A possibilidade de devolução das peças a seus países de origem é, segundo ela, “um tema atual que iremos certamente discutir por muito tempo. Posso imaginar que parte desses objetos sejam devolvidos. Isso já é feito pelo Museu das Culturas da Basileia com o Brasil.”

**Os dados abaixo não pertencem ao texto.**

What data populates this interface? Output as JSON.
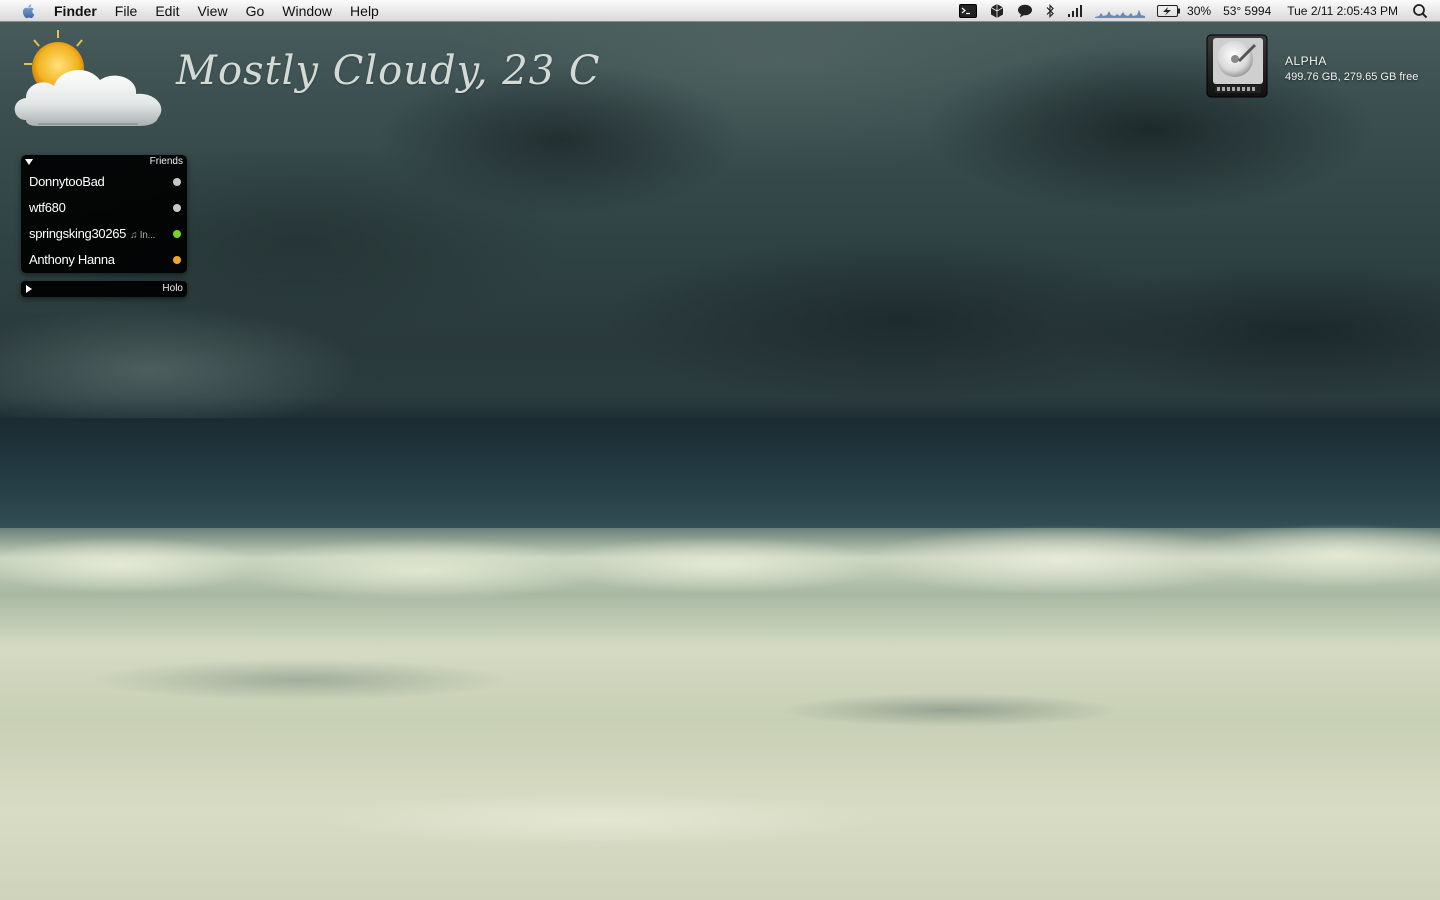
{
  "menubar": {
    "app_name": "Finder",
    "items": [
      "File",
      "Edit",
      "View",
      "Go",
      "Window",
      "Help"
    ],
    "status": {
      "battery_percent": "30%",
      "temperature": "53° 5994",
      "datetime": "Tue 2/11  2:05:43 PM"
    }
  },
  "weather": {
    "condition_text": "Mostly Cloudy, 23 C"
  },
  "drive": {
    "name": "ALPHA",
    "info": "499.76 GB, 279.65 GB free"
  },
  "buddy_list": {
    "friends_group": {
      "title": "Friends",
      "buddies": [
        {
          "name": "DonnytooBad",
          "status_msg": "",
          "status_color": "#c8c8c8"
        },
        {
          "name": "wtf680",
          "status_msg": "",
          "status_color": "#c8c8c8"
        },
        {
          "name": "springsking30265",
          "status_msg": "♫ In...",
          "status_color": "#7ed321"
        },
        {
          "name": "Anthony Hanna",
          "status_msg": "",
          "status_color": "#f5a623"
        }
      ]
    },
    "holo_group": {
      "title": "Holo"
    }
  }
}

E Küffer acrescenta: “Essa possibilidade existe, sobretudo, com os restos humanos. Por exemplo, nos questionamos sobre o que irá passar com a múmia peruana que exibimos se esta exposição for para outro lugar. O objetivo não pode ser manter restos humanos em um depósito. Devolver essa múmia com todas suas peças funerárias seria viável. A cooperação é a solução.”

Enquanto não chega o momento do retorno, as pessoas interessadas podem viajar até as costas semidesérticas peruanas até as estranhas da Amazônia através de uma rapida visita ao Museu Etnográfico de Burgdorf.

Rosa Amelia Fierro. swissinfo.ch
(Adaptação: Alexander Thoele)

O Museu Etnográfico foi fundado em 1909 em Burgdorf, cidade conhecida desde 1850 pelos seus queijos e seus tecidos, exportados a vários países do mundo.

Heinrich Schiffmann deu o primeiro impulso para a sua fundação

Hoje o museu tem aproximadamente cinco mil objetivos de diversas civilizações na Ásia, África, América e Oceania, dentre eles exemplares de extraordinária qualidade e únicos na Suíça e inclusive na Europa.

Cerca de 90% estão armazenados em depósitos por falta de espaço.

A exposição “Nas margens do Amazonas” está aberta apenas nos domingos entre novembro e março e todos os dias entre abril e outubro.